A sudden gust of wind rattled the windows, carrying the sweet scent of tea flowers from the gardens. Stormy weather is coming.

I can't live suspended between grief and hope anymore. I need you to come back one final time and kill this hope completely. Come back and tell me definitively there's no possibility of reconciliation, no chance we might find our way back to each other.

Come back and burn down the last corner of my imagination that still dreams of our wedding, still pictures our children among the tea bushes, still believes city dreams and mountain realities can coexist. Destroy the part of me that thinks you might forgive me, that thinks I deserve a second chance.
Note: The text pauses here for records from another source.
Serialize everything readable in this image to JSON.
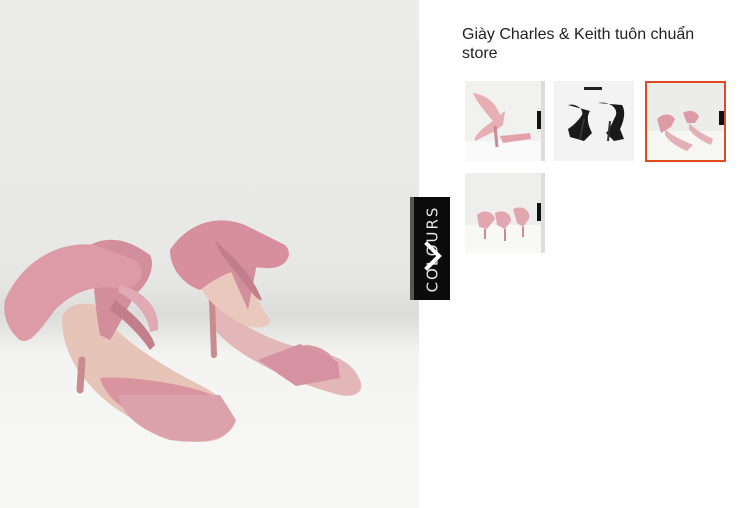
{
  "product": {
    "title": "Giày Charles & Keith tuôn chuẩn store",
    "colours_tab_label": "COLOURS"
  },
  "gallery": {
    "selected_index": 2,
    "thumbnails": [
      {
        "name": "thumb-pink-sandal-side",
        "color": "#e8b8b6"
      },
      {
        "name": "thumb-black-sandal",
        "color": "#1a1a1a"
      },
      {
        "name": "thumb-pink-sandal-pair",
        "color": "#e8b8b6"
      },
      {
        "name": "thumb-pink-sandal-floor",
        "color": "#e8b8b6"
      }
    ]
  },
  "colors": {
    "accent": "#e04a1f",
    "shoe_pink": "#d9a0a6",
    "tab_bg": "#0b0b0b"
  },
  "icons": {
    "next": "chevron-right-icon"
  }
}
I know it's selfish. I know you've probably started building a life that doesn't include morning mist and tea gardens and stubborn girls who choose duty over love. But I'm asking anyway, because I need someone to teach me how to let you go, and you're the only person who knows exactly what needs to be released.

The sun had fully risen now, revealing the full scope of the tea gardens stretching down the mountainside. They were beautiful and accusatory.

If you come, and I know you probably won't, don't come as the man who loved me. Come as a stranger. Come as someone who owes me nothing, feels nothing, who can look at me the way you'd look at any foolish woman who made catastrophic choices and begged for mercy.

Come and be indifferent to my tears when they finally arrive. Show me what my life looks like from the outside. A woman alone in a beautiful place, surrounded by work that supposedly mattered more than happiness, managing an inheritance that feels more like a burden than a blessing.

She was writing faster now, her handwriting growing urgent and less careful.

The morning train to New Jalpaiguri leaves at 10:47. The Afternoon train at 4:23. The Evening train at 8:15, just as mist settles over the mountains. I know the schedule by heart now, the way I used to know your schedule in the city.

Come on any train. Come early if you want to get this over with quickly. Come in the afternoon if you need time to prepare what you want to say. Come in the evening if you want to stay overnight, wake up one more time to monastery bells, and have one final cup of first-flush tea before leaving forever.

I'll be waiting at the station for all three trains until you come, or until I finally accept that you're not coming at all.

Come back to me, Vikram. Come back and finish what we started. Come back and teach me how to say goodbye.

With all my love and all my sorrow,

Kavya

P.S. I still make your tea every morning. I think I always will, until you tell me to stop.

She folded the letter carefully, slipped it into an envelope, and walked down the hill to town. Mrs. Sherpa looked up hopefully when she entered the post office, her weathered face creasing into the same expectant smile she had worn for months.

"Letter to Mumbai?" Mrs. Sherpa asked, though she already knew.

"Yes. To Mumbai."

As Kavya walked back up the hill, the afternoon train whistle echoed across the valley, carrying her words toward whatever remained of their story. Above her, storm clouds gathered over Kanchenjunga, heavy with the promise of rain. In the gardens, the tea pickers had paused their work, looking up at the darkening sky with the practised eyes of people who knew how to read weather.

She climbed the veranda steps and took her usual place on the swing under the neem tree. The first drops began to fall, tapping against the leaves like fingers on a tabla. For the first time in six months, she felt something break loose inside her chest. Not tears yet, but the possibility of them.

The rain fell harder, drumming against the tin roof of the bungalow, and Kavya closed her eyes, listening to the sound of water finding its way home.